Graham cites laminar flow research as a prime example of research with dual applications: “Whether you apply the principles of laminar flow to a business jet or a military airplane, its improved efficiency means that the aircraft can be smaller and lighter, thus helping the sonic boom problem.”
Northrop Grumman has its own idea of what a low-boom aircraft could look like: It would be extraordinarily slender, with thin, highly swept wings supported by a strut. To shield the shock waves created by the wing as well as additional shocks created by spilled air, inlets designed to spill very little air would be mounted above the wing. The cockpit would be so well faired into the fuselage the pilot would have to rely on TV cameras to see.

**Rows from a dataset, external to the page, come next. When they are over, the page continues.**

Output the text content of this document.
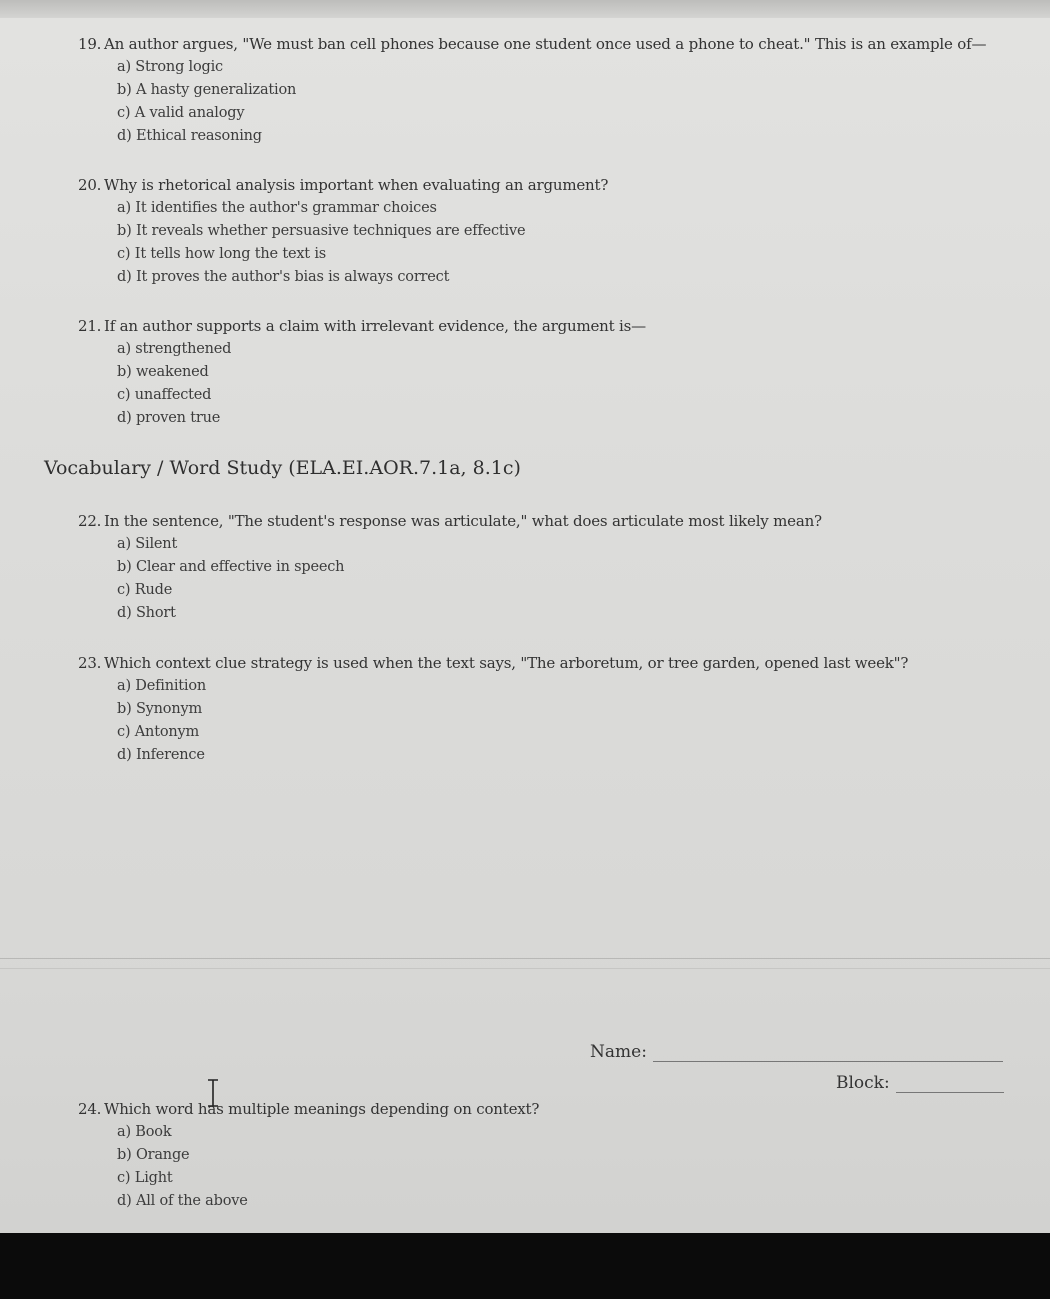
19. An author argues, "We must ban cell phones because one student once used a phone to cheat." This is an example of—
a) Strong logic
b) A hasty generalization
c) A valid analogy
d) Ethical reasoning
20. Why is rhetorical analysis important when evaluating an argument?
a) It identifies the author's grammar choices
b) It reveals whether persuasive techniques are effective
c) It tells how long the text is
d) It proves the author's bias is always correct
21. If an author supports a claim with irrelevant evidence, the argument is—
a) strengthened
b) weakened
c) unaffected
d) proven true
Vocabulary / Word Study (ELA.EI.AOR.7.1a, 8.1c)
22. In the sentence, "The student's response was articulate," what does articulate most likely mean?
a) Silent
b) Clear and effective in speech
c) Rude
d) Short
23. Which context clue strategy is used when the text says, "The arboretum, or tree garden, opened last week"?
a) Definition
b) Synonym
c) Antonym
d) Inference
Name:
Block:
24. Which word has multiple meanings depending on context?
a) Book
b) Orange
c) Light
d) All of the above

By applying these principles, several groups have already prepared low-boom designs for specific types of aircraft. DARPA has come up with a “dual-relevant” concept that could take form either as a military strike aircraft or a civilian business jet. Two features of the design catch the eye: Its wings are so sharply swept that although it is 170 feet long, its width is less than 58 feet. It also is extremely slender, with similarly svelte wings.
This summer, NASA awarded four industry teams $1 million grants each for a 5-month study to define the technology and design requirements for a quiet supersonic aircraft. The Sonic Boom Mitigation Project, as it is being called, will use the teams’ recommendations to develop a solicitation for proposals for an actual low sonic boom demonstrator.
“It will probably be an X-plane, although we don’t have a designation for it yet,” says NASA’s Bob Meyer, associate director for programs at Dryden. “We’re approaching this fairly aggressively. We hope to award the contract to the winning company early next year and perform flight tests in 2008.”
Meyer says the F-5 Shaped Sonic Boom Demonstrator tests were the catalyst for NASA’s continuing its research into shaping sonic booms. “However, those tests only addressed bow shock mitigation, or shocks from the nose of the aircraft,” he says. “The next step is to look at the whole airplane.”